Suica, for Japan, which is a stored-value card that can be used for payments as well as travel, so it comes the closest to London’s use of contactless.
Leap which is the local Dublin transports card, also prepaid.
Navigo for Paris, but I only used it once because you can only store Monday-to-Sunday tickets on it.

I might add a few more this year, as I’m hitting a few new places. On the other hand, while in London yesterday, I realized how nice and handy it is to just use my bank card for popping in and out of the Tube. And I’ve been wondering how did we get to this system of incompatible cards.

In the list above, most of the cities are one per State or Country, which might suggest cards work better within a country, but that’s definitely not the case. I have been told that recently Nottingham has moved to a consolidate travelcard which is not compatible with Oyster either, and both of them are in England.

Suica is the exception. The IC system used in Japan is a stored-value system which can be used for both travel and for general payments, in stores and cafes and so on. This is not “limited” to Tokyo (though limited might be the wrong word there), but rather works in most of the cities I’ve visited — one exception being busses in Hiroshima, while it worked fine for trams and trains. It is essentially an upside-down version of what happens in London, like if instead of using your payment card to travel, you used your travel card for in-store purchases.

The convenience of using a payment card, by the way, lies for me mostly on being able to use (one of) my bank accounts to pay for the money without having to “earmark” it the way I did for Clipper, which is now going to be used only the next time I actually use the public transport in SF — which I’m not sure when it is!

At the same time, I can think of two big obstacles to implementing contactless payment in place for travelcards: contracts and incentives. On the first note, I’m sure that there is some weight that TfL (Travel for London) can pull, that your average small town can’t. On the other note, it’s a matter for finance experts, which I can only guess on: there is value for the travel companies to receive money before you travel — Clipper has already had my money in their coffers since I topped it up, though I have not used it.
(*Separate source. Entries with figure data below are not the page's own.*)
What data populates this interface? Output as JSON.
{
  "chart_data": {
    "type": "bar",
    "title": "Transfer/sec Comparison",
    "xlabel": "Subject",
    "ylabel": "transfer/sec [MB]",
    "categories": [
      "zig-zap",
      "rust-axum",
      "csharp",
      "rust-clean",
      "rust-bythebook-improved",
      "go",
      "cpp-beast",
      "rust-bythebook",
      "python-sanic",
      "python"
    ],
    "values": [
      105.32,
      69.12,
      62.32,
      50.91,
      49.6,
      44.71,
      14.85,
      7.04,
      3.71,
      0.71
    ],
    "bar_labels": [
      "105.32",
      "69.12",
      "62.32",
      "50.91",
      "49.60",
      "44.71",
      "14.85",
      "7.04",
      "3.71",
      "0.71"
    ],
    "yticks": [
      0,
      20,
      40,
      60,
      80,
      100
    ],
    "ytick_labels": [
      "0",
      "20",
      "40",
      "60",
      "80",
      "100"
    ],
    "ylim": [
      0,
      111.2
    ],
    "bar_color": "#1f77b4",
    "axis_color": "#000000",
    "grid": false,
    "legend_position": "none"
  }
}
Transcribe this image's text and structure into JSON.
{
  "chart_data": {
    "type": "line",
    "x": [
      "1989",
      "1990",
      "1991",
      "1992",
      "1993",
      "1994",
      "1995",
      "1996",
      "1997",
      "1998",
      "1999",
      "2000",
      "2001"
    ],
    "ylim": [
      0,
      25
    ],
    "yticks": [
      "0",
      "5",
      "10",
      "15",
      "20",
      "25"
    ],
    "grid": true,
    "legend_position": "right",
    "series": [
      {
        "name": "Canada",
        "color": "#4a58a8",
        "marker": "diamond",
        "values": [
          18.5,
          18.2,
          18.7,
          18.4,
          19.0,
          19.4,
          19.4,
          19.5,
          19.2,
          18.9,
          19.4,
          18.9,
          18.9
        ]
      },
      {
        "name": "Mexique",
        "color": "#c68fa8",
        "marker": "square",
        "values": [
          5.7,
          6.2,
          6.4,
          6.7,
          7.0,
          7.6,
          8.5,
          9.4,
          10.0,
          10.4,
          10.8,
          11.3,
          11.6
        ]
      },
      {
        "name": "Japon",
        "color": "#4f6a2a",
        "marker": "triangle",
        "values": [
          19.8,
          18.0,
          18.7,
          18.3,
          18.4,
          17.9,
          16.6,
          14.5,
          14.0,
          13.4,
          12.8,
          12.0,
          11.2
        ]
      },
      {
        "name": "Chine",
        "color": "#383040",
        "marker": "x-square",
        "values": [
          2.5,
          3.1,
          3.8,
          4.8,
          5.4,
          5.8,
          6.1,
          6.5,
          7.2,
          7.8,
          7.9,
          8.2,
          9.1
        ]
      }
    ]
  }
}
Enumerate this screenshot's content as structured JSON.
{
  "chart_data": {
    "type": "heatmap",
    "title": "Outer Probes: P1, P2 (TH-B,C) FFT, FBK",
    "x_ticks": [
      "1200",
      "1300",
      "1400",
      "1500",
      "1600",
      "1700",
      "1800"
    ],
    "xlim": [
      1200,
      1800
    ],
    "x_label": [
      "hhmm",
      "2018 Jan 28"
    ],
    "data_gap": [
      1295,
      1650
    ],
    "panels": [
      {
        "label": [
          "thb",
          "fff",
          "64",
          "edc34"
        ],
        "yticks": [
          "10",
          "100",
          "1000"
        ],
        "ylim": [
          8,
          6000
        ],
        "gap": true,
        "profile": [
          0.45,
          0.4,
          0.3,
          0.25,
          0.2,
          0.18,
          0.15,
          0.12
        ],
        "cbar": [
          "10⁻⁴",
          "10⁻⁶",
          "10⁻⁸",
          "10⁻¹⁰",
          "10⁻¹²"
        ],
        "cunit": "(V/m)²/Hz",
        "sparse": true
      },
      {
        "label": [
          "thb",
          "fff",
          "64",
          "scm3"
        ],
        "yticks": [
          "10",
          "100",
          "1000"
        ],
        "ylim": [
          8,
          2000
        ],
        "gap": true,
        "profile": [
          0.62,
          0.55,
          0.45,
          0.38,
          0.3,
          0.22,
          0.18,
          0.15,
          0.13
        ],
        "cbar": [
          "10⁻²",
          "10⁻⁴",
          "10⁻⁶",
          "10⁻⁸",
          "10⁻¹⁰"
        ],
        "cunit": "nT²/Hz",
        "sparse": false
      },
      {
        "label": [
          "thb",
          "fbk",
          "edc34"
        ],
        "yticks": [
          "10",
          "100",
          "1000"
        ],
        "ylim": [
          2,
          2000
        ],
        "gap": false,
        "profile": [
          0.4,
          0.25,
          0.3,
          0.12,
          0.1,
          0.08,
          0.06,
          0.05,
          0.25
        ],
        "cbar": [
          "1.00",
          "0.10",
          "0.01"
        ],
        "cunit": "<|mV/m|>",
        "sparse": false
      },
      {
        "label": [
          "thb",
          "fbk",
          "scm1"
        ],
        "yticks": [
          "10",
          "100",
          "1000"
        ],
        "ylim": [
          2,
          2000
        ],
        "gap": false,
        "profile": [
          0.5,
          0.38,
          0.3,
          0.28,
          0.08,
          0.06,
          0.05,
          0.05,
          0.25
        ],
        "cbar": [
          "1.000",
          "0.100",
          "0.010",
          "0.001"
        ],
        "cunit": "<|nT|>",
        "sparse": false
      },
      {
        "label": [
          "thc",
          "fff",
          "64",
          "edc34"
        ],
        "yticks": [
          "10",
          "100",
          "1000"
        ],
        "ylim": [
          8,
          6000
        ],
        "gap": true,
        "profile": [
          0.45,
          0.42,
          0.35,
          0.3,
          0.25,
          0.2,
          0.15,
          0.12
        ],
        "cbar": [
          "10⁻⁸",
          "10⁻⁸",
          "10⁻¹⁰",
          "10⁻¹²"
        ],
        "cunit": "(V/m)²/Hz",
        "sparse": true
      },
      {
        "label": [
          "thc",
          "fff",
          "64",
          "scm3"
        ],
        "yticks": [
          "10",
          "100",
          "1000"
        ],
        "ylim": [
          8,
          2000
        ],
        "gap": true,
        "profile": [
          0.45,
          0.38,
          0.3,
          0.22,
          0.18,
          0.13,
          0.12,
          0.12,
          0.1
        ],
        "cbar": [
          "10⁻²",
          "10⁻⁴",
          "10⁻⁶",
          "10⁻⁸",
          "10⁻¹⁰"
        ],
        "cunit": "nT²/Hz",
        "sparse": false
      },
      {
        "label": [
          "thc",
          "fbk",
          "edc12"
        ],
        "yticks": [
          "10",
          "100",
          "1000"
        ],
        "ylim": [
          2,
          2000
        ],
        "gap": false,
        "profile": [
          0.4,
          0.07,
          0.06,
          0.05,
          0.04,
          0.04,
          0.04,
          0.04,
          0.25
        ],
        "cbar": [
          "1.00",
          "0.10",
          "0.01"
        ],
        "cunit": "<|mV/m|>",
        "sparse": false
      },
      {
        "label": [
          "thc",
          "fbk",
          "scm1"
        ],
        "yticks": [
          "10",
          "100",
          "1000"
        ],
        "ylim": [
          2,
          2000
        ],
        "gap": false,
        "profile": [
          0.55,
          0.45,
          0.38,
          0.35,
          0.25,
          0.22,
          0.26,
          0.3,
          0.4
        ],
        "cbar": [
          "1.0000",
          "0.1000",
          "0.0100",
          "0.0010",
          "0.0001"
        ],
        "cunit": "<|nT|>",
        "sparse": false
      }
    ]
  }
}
While topped-up credit of customers is essentially a liability for the companies, it also increases their liquidity. So there is little incentive for them, particularly the smaller ones. Indeed, moving to a payment system for which the companies get their money mostly from banks rather than through cash, is likely to be a problem for them. And we’re back on the first matter: contracts. I’m sure TfL can get better deals from banks and credit card companies than most.
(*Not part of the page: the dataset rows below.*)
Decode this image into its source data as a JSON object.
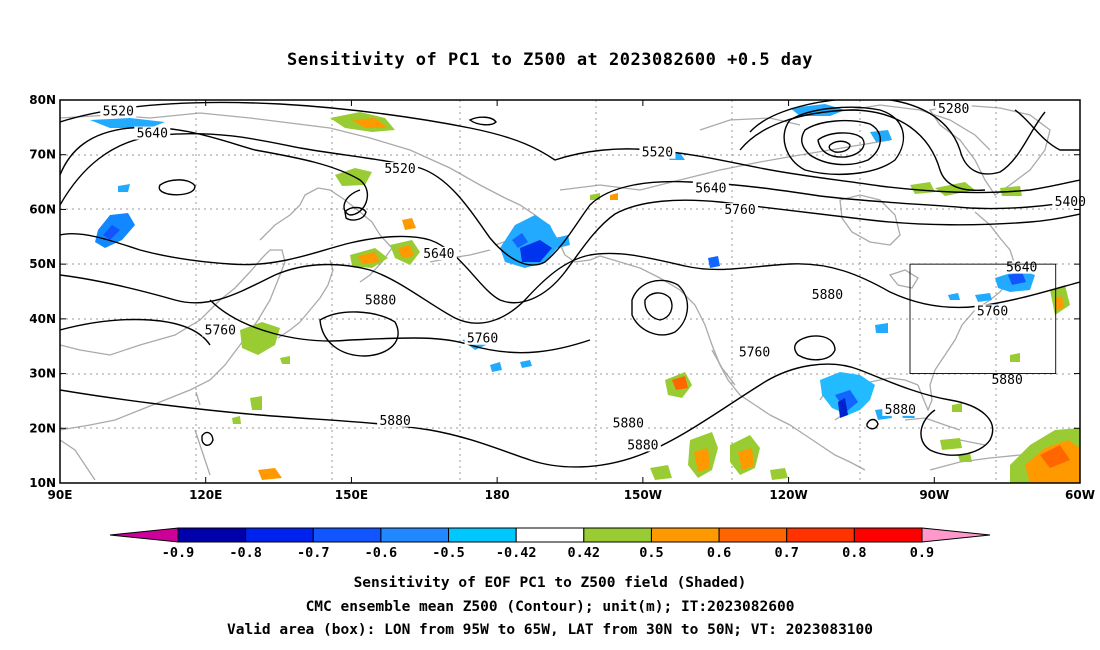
{
  "title": "Sensitivity of PC1 to Z500 at 2023082600 +0.5 day",
  "axes": {
    "lat_ticks": [
      "80N",
      "70N",
      "60N",
      "50N",
      "40N",
      "30N",
      "20N",
      "10N"
    ],
    "lon_ticks": [
      "90E",
      "120E",
      "150E",
      "180",
      "150W",
      "120W",
      "90W",
      "60W"
    ]
  },
  "contour_labels": [
    {
      "text": "5520",
      "lon": 102,
      "lat": 77.5
    },
    {
      "text": "5640",
      "lon": 109,
      "lat": 73.5
    },
    {
      "text": "5520",
      "lon": 160,
      "lat": 67
    },
    {
      "text": "5640",
      "lon": 168,
      "lat": 51.5
    },
    {
      "text": "5880",
      "lon": 156,
      "lat": 43
    },
    {
      "text": "5760",
      "lon": 123,
      "lat": 37.5
    },
    {
      "text": "5760",
      "lon": 177,
      "lat": 36
    },
    {
      "text": "5880",
      "lon": 159,
      "lat": 21
    },
    {
      "text": "5520",
      "lon": -147,
      "lat": 70
    },
    {
      "text": "5640",
      "lon": -136,
      "lat": 63.5
    },
    {
      "text": "5760",
      "lon": -130,
      "lat": 59.5
    },
    {
      "text": "5760",
      "lon": -127,
      "lat": 33.5
    },
    {
      "text": "5880",
      "lon": -112,
      "lat": 44
    },
    {
      "text": "5880",
      "lon": -153,
      "lat": 20.5
    },
    {
      "text": "5880",
      "lon": -150,
      "lat": 16.5
    },
    {
      "text": "5880",
      "lon": -97,
      "lat": 23
    },
    {
      "text": "5880",
      "lon": -75,
      "lat": 28.5
    },
    {
      "text": "5760",
      "lon": -78,
      "lat": 41
    },
    {
      "text": "5640",
      "lon": -72,
      "lat": 49
    },
    {
      "text": "5280",
      "lon": -86,
      "lat": 78
    },
    {
      "text": "5400",
      "lon": -62,
      "lat": 61
    }
  ],
  "valid_box": {
    "lon_min": -95,
    "lon_max": -65,
    "lat_min": 30,
    "lat_max": 50
  },
  "colorbar": {
    "labels": [
      "-0.9",
      "-0.8",
      "-0.7",
      "-0.6",
      "-0.5",
      "-0.42",
      "0.42",
      "0.5",
      "0.6",
      "0.7",
      "0.8",
      "0.9"
    ],
    "colors": [
      "#cc0099",
      "#0000aa",
      "#0022ee",
      "#1155ff",
      "#2288ff",
      "#00c8ff",
      "#ffffff",
      "#99cc33",
      "#ff9900",
      "#ff6600",
      "#ff3300",
      "#ff0000",
      "#ff99cc"
    ]
  },
  "captions": [
    "Sensitivity of EOF PC1 to Z500 field (Shaded)",
    "CMC ensemble mean Z500 (Contour); unit(m); IT:2023082600",
    "Valid area (box): LON from 95W to 65W, LAT from 30N to 50N; VT: 2023083100"
  ]
}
There is also the matter of the tech behind all of this. TfL has definitely done a good job with keeping compatible systems — the Oyster I got in 2009, the first time I boarded a plane, still works. During the same seven years, Venice changed their system twice: once keeping the same name/brand but with different protocols on the card (making it compatible with more NFC systems), and once by replacing the previous brand — I assume they have kept some compatibility on the cards but since I no longer live there I have not investigated.

I’m definitely not one of those people who insist that opensource is the solution to everything, and that just by being opened, things become better for society. On the other hand, I do wonder if it would make sense for the opensource community to engage with public services like this to provide a solution that can be more easily mirrored by smaller towns, who would not otherwise be able to afford the system themselves.
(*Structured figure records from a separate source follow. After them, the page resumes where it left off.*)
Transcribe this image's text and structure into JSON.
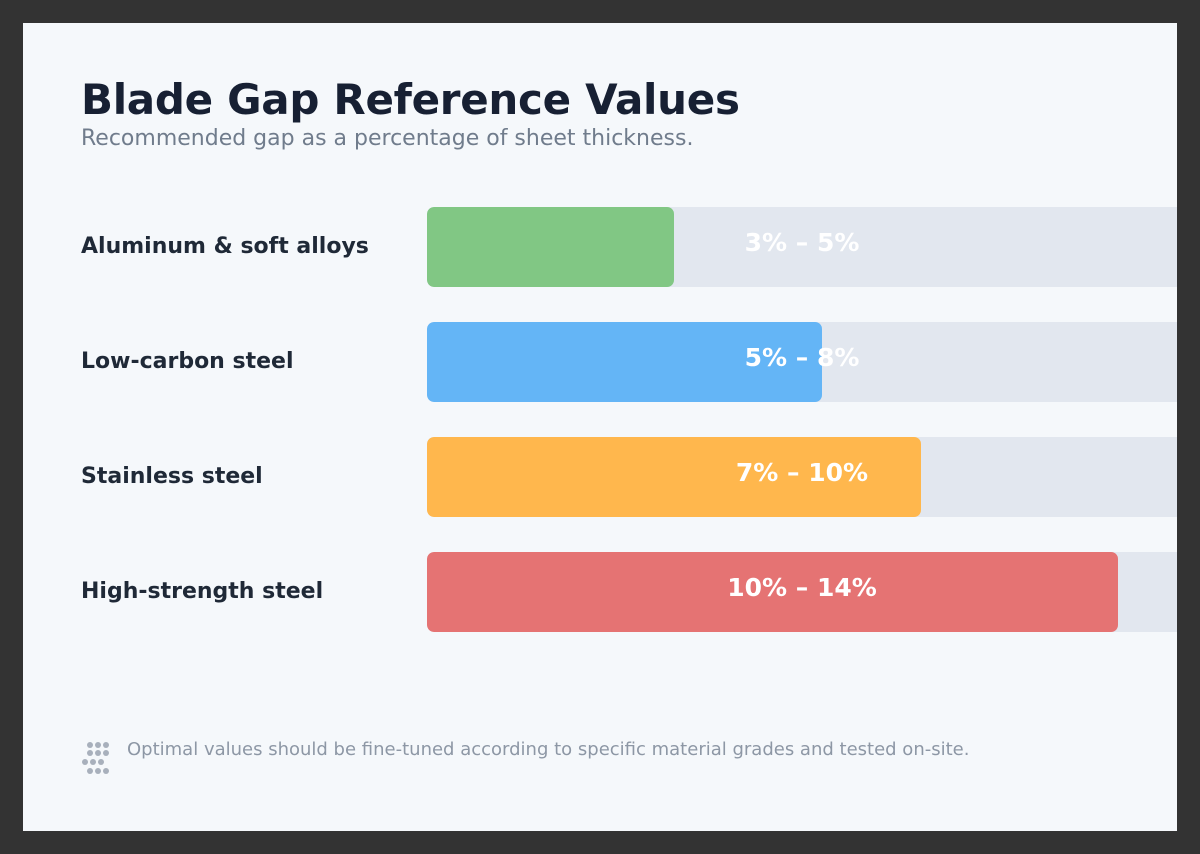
{
  "title": "Blade Gap Reference Values",
  "subtitle": "Recommended gap as a percentage of sheet thickness.",
  "chart_data": {
    "type": "bar",
    "orientation": "horizontal",
    "title": "Blade Gap Reference Values",
    "subtitle": "Recommended gap as a percentage of sheet thickness.",
    "unit": "%",
    "xlim": [
      0,
      15.4
    ],
    "categories": [
      "Aluminum & soft alloys",
      "Low-carbon steel",
      "Stainless steel",
      "High-strength steel"
    ],
    "ranges": [
      {
        "label": "3% – 5%",
        "min": 3,
        "max": 5
      },
      {
        "label": "5% – 8%",
        "min": 5,
        "max": 8
      },
      {
        "label": "7% – 10%",
        "min": 7,
        "max": 10
      },
      {
        "label": "10% – 14%",
        "min": 10,
        "max": 14
      }
    ],
    "colors": [
      "#81c784",
      "#64b5f6",
      "#ffb74d",
      "#e57373"
    ],
    "track_color": "#e2e7ef"
  },
  "footnote": {
    "icon": "dots-grid-icon",
    "text": "Optimal values should be fine-tuned according to specific material grades and tested on-site."
  }
}
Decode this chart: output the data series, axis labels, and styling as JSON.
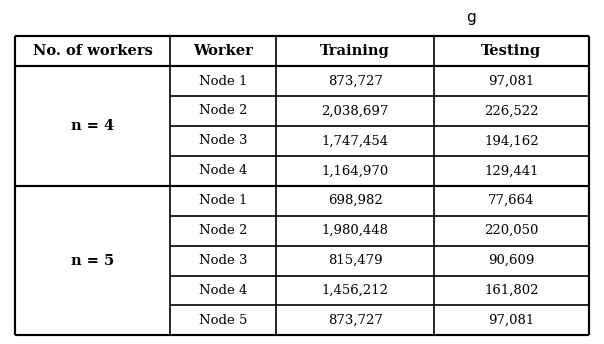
{
  "headers": [
    "No. of workers",
    "Worker",
    "Training",
    "Testing"
  ],
  "n4_rows": [
    [
      "Node 1",
      "873,727",
      "97,081"
    ],
    [
      "Node 2",
      "2,038,697",
      "226,522"
    ],
    [
      "Node 3",
      "1,747,454",
      "194,162"
    ],
    [
      "Node 4",
      "1,164,970",
      "129,441"
    ]
  ],
  "n5_rows": [
    [
      "Node 1",
      "698,982",
      "77,664"
    ],
    [
      "Node 2",
      "1,980,448",
      "220,050"
    ],
    [
      "Node 3",
      "815,479",
      "90,609"
    ],
    [
      "Node 4",
      "1,456,212",
      "161,802"
    ],
    [
      "Node 5",
      "873,727",
      "97,081"
    ]
  ],
  "n4_label": "n = 4",
  "n5_label": "n = 5",
  "background_color": "#ffffff",
  "header_fontsize": 10.5,
  "cell_fontsize": 9.5,
  "label_fontsize": 10.5,
  "line_color": "#000000",
  "line_width": 1.2,
  "title_text": "g"
}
On the other hand, this would require, most likely, compromises. The contracts with service providers would likely include a number of NDA-like provisions, and at the same time, the hardware would not be available off-the-shelf.

This post is not providing any useful information I’m afraid, it’s just a bit of a bigger opinion I have about opensource nowadays, and particularly about how so many people limit their idea of “public interest” to “privacy” and cryptography.